Bukan Budaya, Pakar Sebut Sound Horeg Mirip Fenomena 'Om Telolet Om'

Bukan Budaya, Pakar Sebut Sound Horeg Mirip Fenomena 'Om Telolet Om'

Muhammad Aminudin - detikJatim
Selasa, 29 Jul 2025 17:15 WIB
Sound horeg di Malang
Ilustrasi sound horeg. (Foto: Dok. Istimewa)
Malang -

Di tengah polemik fatwa haram MUI Jatim, sempat muncul anggapan bahwa sound horeg bagian dari budaya masyarakat. Sosiolog membantahnya dan menyebut sound horeg merupakan fenomena mirip 'Om Telolet Om' atau 'Lato-lato'.

Pengeras suara dengan intensitas suara menggelegar di atas 65 desibel, ditambah aksesoris lampu, dan penari latar yang mengiringi itu belum memenuhi sejumlah kriteria hingga pantas disebut sebagai budaya.

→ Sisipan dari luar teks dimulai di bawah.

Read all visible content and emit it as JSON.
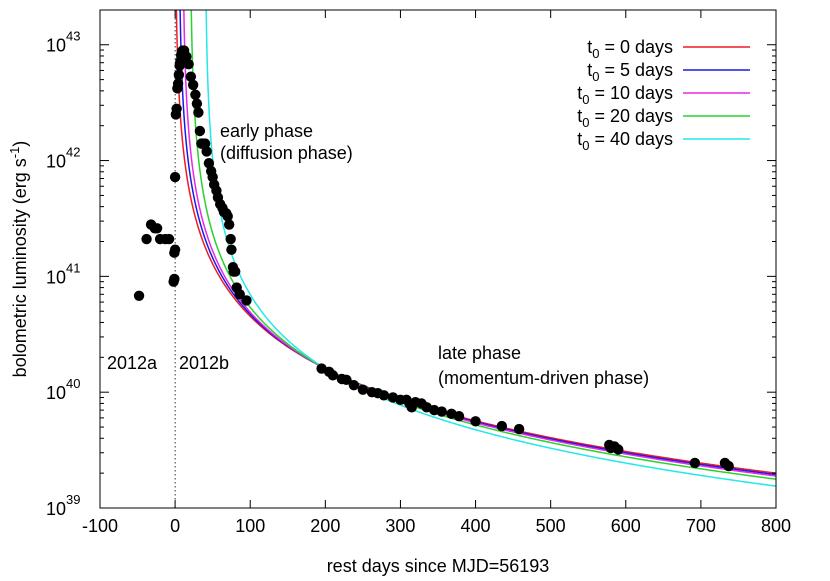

"Kalau kita bicara budaya, itu bukan hanya soal populer atau tidak. Budaya itu adalah panduan hidup a way of life yang dipelajari, dimiliki bersama," ujar Dosen Sosiologi Universitas Brawijaya (UB) Didid Haryadi, Senin (28/7).

SCROLL TO CONTINUE WITH CONTENT

Tidak cukup itu saja, ada sejumlah kriteria lain yang harus dipenuhi sebuah fenomena hingga layak disebut membudaya di masyarakat. Salah satunya dipraktikkan terus menerus.

"Selain itu budaya harus bersifat menyeluruh, dan dipraktikkan terus-menerus dalam keseharian. Nah, sound horeg tidak memenuhi unsur-unsur itu," tegas Didid saat diwawancarai detikJatim.

ADVERTISEMENT

Didid pun membandingkan fenomena sound horeg yang sedang hangat menjadi perbincangan ini dengan tren musiman lain seperti 'Om Telolet Om' atau permainan 'lato-lato' yang sempat viral.

Om Telolet Om adalah fenomena yang berangkat dari kegembiraan anak-anak dan remaja yang meminta sopir bus untuk membunyikan klakson bus yang disebut Telolet atau kini dikenal secara luas sebagai Basuri.

Fenomena Om Telolet Om itu sempat viral secara global pada akhir 2016 berkat media sosial. Bahkan fenomena yang berasal dari Indonesia itu sempat menginspirasi sejumlah musisi internasional.

Didid menilai, fenomena seperti sound horeg maupun Om Telolet Om tidak memiliki akar nilai yang mendalam atau makna sosial yang berkelanjutan sehingga kemungkinan besar akan meredup seiring waktu berjalan.

"Menurut saya sound horeg bukan budaya. Lebih identik sebagai hiburan yang muncul secara temporer saja. Budaya selalu identik dengan sesuatu yang adiluhung dan dirawat oleh anggota masyarakat dalam praktik sosialnya," pungkasnya.